Nesta casa onde ainda há pão, todos os dias se agrava o circo
Leio os títulos do Diário de Coimbra: Pinhal de Marrocos ardeu quase por completo. Dez casas queimadas em Ceira. Descontrolo na Serra do Carvalho poderia ter sido evitado. Chamas entraram nas instalações da Cáritas de Coimbra. Perigo às portas do Sobral Cid. Ardeu 80% da mata de Vale de Canas. O fogo saltou o rio e entrou na cidade. Água e meios de combate insuficientes para contrariar a força e a dispersão do fogo. Chamas ameaçaram povoações. Restam oito hectares na Pampilhosa da Serra. Não faço comentários. Apenas coloco a dramática imagem do Jornal de Notícias, a encimar o grito de revolta.
Apenas reparo como os nossos actores políticos, por mais ar de caso que façam, quando procuram cumprir os conselhos dos respectivos assessores de imprensa e de imagem, não foram treinados para o relacionamento com os verdadeiros dramas. Especialmente quando as populações, em silenciosa postura de coragem, ficam bem longe do tradicional choradinho encenado, para a televisão captar. Nem sequer caem na tentação de culpar este executivo pela fúria dos elementos, decepando a incompetência dos nossos planeadores urbanísticos e dos nossos semeadores de resinosas.
Por mais bombeiros, aviões, ministros e autarcas que se mobilizem, a nossa impotência perante a voracidade do vento, da resina e do fogo não consegue remediar o que as nossas ideias de planeamento, de política, de desenvolvimento e de ciência não conseguiram prevenir. Não há vigilância, combate ou rescaldo que consigam colmatar o descalabro da nossa falta de organização de trabalho nacional, ainda marcado pelo improviso do enquanto o pau vai e vem, folgam as costas.
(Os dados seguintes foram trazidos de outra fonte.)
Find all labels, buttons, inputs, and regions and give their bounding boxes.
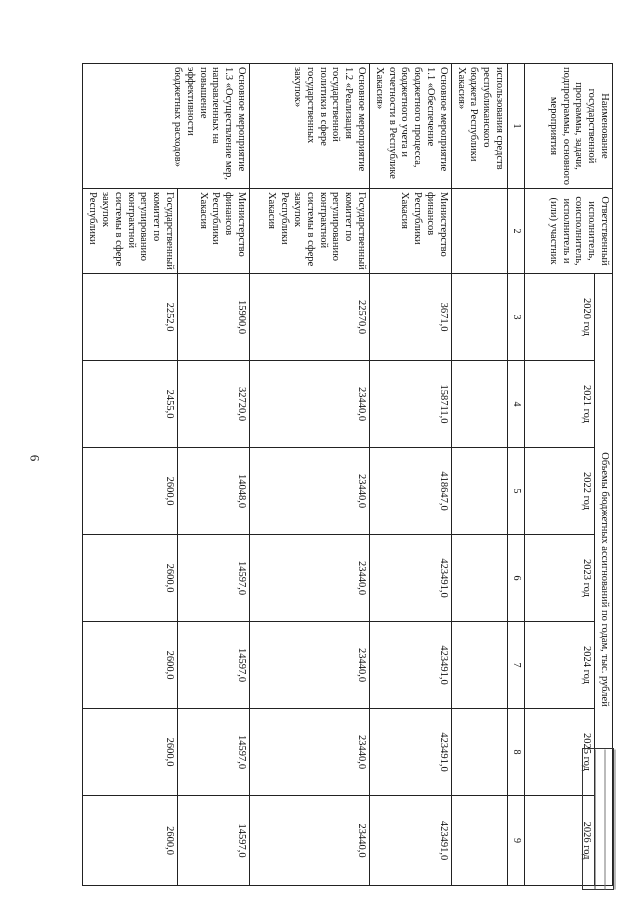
row-value xyxy=(451,361,507,448)
row-value xyxy=(451,448,507,535)
header-name: Наименование государственной программы, задачи, подпрограммы, основного мероприятия xyxy=(525,64,613,189)
header-year: 2026 год xyxy=(525,796,595,886)
table-row xyxy=(178,64,250,886)
row-value: 22570,0 xyxy=(250,274,370,361)
row-name: Основное мероприятие 1.3 «Осуществление мер, направленных на повышение эффективности бюджетных расходов» xyxy=(83,64,250,189)
budget-table xyxy=(82,63,613,886)
row-responsible: Государственный комитет по регулированию контрактной системы в сфере закупок Республики Хакасия xyxy=(250,189,370,274)
row-value: 23440,0 xyxy=(250,796,370,886)
row-value: 14597,0 xyxy=(178,709,250,796)
row-value: 423491,0 xyxy=(370,622,452,709)
row-value: 2600,0 xyxy=(83,448,178,535)
row-value: 23440,0 xyxy=(250,448,370,535)
header-year: 2025 год xyxy=(525,709,595,796)
column-number: 4 xyxy=(508,361,525,448)
row-value xyxy=(451,622,507,709)
row-value: 14597,0 xyxy=(178,535,250,622)
column-number-row xyxy=(508,64,525,886)
row-name: Основное мероприятие 1.1 «Обеспечение бюджетного процесса, бюджетного учета и отчетности в Республике Хакасия» xyxy=(370,64,452,189)
row-value: 15900,0 xyxy=(178,274,250,361)
column-number: 8 xyxy=(508,709,525,796)
column-number: 2 xyxy=(508,189,525,274)
header-year: 2024 год xyxy=(525,622,595,709)
row-name: использования средств республиканского бюджета Республики Хакасия» xyxy=(451,64,507,189)
row-value: 23440,0 xyxy=(250,622,370,709)
row-responsible: Министерство финансов Республики Хакасия xyxy=(370,189,452,274)
header-year: 2022 год xyxy=(525,448,595,535)
row-name: Основное мероприятие 1.2 «Реализация государственной политики в сфере государственных закупок» xyxy=(250,64,370,189)
row-value: 3671,0 xyxy=(370,274,452,361)
row-value: 2600,0 xyxy=(83,535,178,622)
row-value: 14597,0 xyxy=(178,622,250,709)
table-row xyxy=(370,64,452,886)
header-responsible: Ответственный исполнитель, соисполнитель, исполнитель и (или) участник xyxy=(525,189,613,274)
row-value: 423491,0 xyxy=(370,796,452,886)
row-value: 423491,0 xyxy=(370,535,452,622)
row-value xyxy=(451,709,507,796)
header-year: 2023 год xyxy=(525,535,595,622)
column-number: 3 xyxy=(508,274,525,361)
table-row xyxy=(250,64,370,886)
registration-stamp xyxy=(582,748,614,890)
header-budget-group: Объемы бюджетных ассигнований по годам, тыс. рублей xyxy=(595,274,613,886)
row-value: 2600,0 xyxy=(83,709,178,796)
table-row xyxy=(451,64,507,886)
row-value: 423491,0 xyxy=(370,709,452,796)
row-value: 14048,0 xyxy=(178,448,250,535)
column-number: 7 xyxy=(508,622,525,709)
row-value: 158711,0 xyxy=(370,361,452,448)
row-value: 2455,0 xyxy=(83,361,178,448)
row-value: 23440,0 xyxy=(250,709,370,796)
header-year: 2020 год xyxy=(525,274,595,361)
row-value: 2600,0 xyxy=(83,796,178,886)
row-responsible: Государственный комитет по регулированию контрактной системы в сфере закупок Республики xyxy=(83,189,178,274)
page-number: 6 xyxy=(27,454,43,462)
column-number: 9 xyxy=(508,796,525,886)
row-value xyxy=(451,535,507,622)
column-number: 5 xyxy=(508,448,525,535)
row-value: 2600,0 xyxy=(83,622,178,709)
row-value xyxy=(451,274,507,361)
rotated-table-container xyxy=(65,63,613,885)
row-responsible: Министерство финансов Республики Хакасия xyxy=(178,189,250,274)
row-value: 14597,0 xyxy=(178,796,250,886)
row-value: 418647,0 xyxy=(370,448,452,535)
header-year: 2021 год xyxy=(525,361,595,448)
row-value: 2252,0 xyxy=(83,274,178,361)
column-number: 1 xyxy=(508,64,525,189)
row-value: 23440,0 xyxy=(250,535,370,622)
row-value xyxy=(451,796,507,886)
column-number: 6 xyxy=(508,535,525,622)
row-value: 32720,0 xyxy=(178,361,250,448)
row-value: 23440,0 xyxy=(250,361,370,448)
row-responsible xyxy=(451,189,507,274)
Por isso, não culpo ninguém. Apenas reconheço que este país ficou sem defesa.
As imagens diárias que nos chegam dos telejornais, ou que se avistam de qualquer viagem, talvez esqueçam antes das próximas autárquicas. De certeza que ninguém delas se lembrará antes das próximas presidenciais. É inevitável que todos as queiram esquecer antes das inevitáveis legislativas. Por outras palavras, o bem comum continua a ser posto entre parêntesis pelos políticos profissionais, empregados ou desempregados, incluindo os que agora denunciam o umbiguismo. Nesta casa onde ainda há pão, todos os dias se agrava o circo e tudo continuará como dantes, mesmo sem quartel ardido em Abrantes.
Não quero culpar ninguém e muito menos duvido do sentido de missão dos directos comandantes a quem cabe dar combate a este desastre. Só não admito que o anormal se torne normal, sem que surja a necessária mobilização nacional. Apenas temo que o país urbano que vai passeando pelos campos e serras apenas sinta a dor dos incêndios quando as cinzas se derramem sobre os locais de lazer onde vão espraiando.
Neste país invertebrado, os donos da madeira queimada, entre muitas festas de "jet set", lá vão calando. Guardam-se para alinharem na comitiva de uma qualquer candidatura presidencial. Prefeririam que, dos dois mais fortes, um deles desisitisse, para poderem assinar o livro de honra do vencendor. Entre a direita que convém à esquerda e a esquerda que convém à direita, o bem comum continua a ser treta que se cantarola a toque de discurso politiqueiro.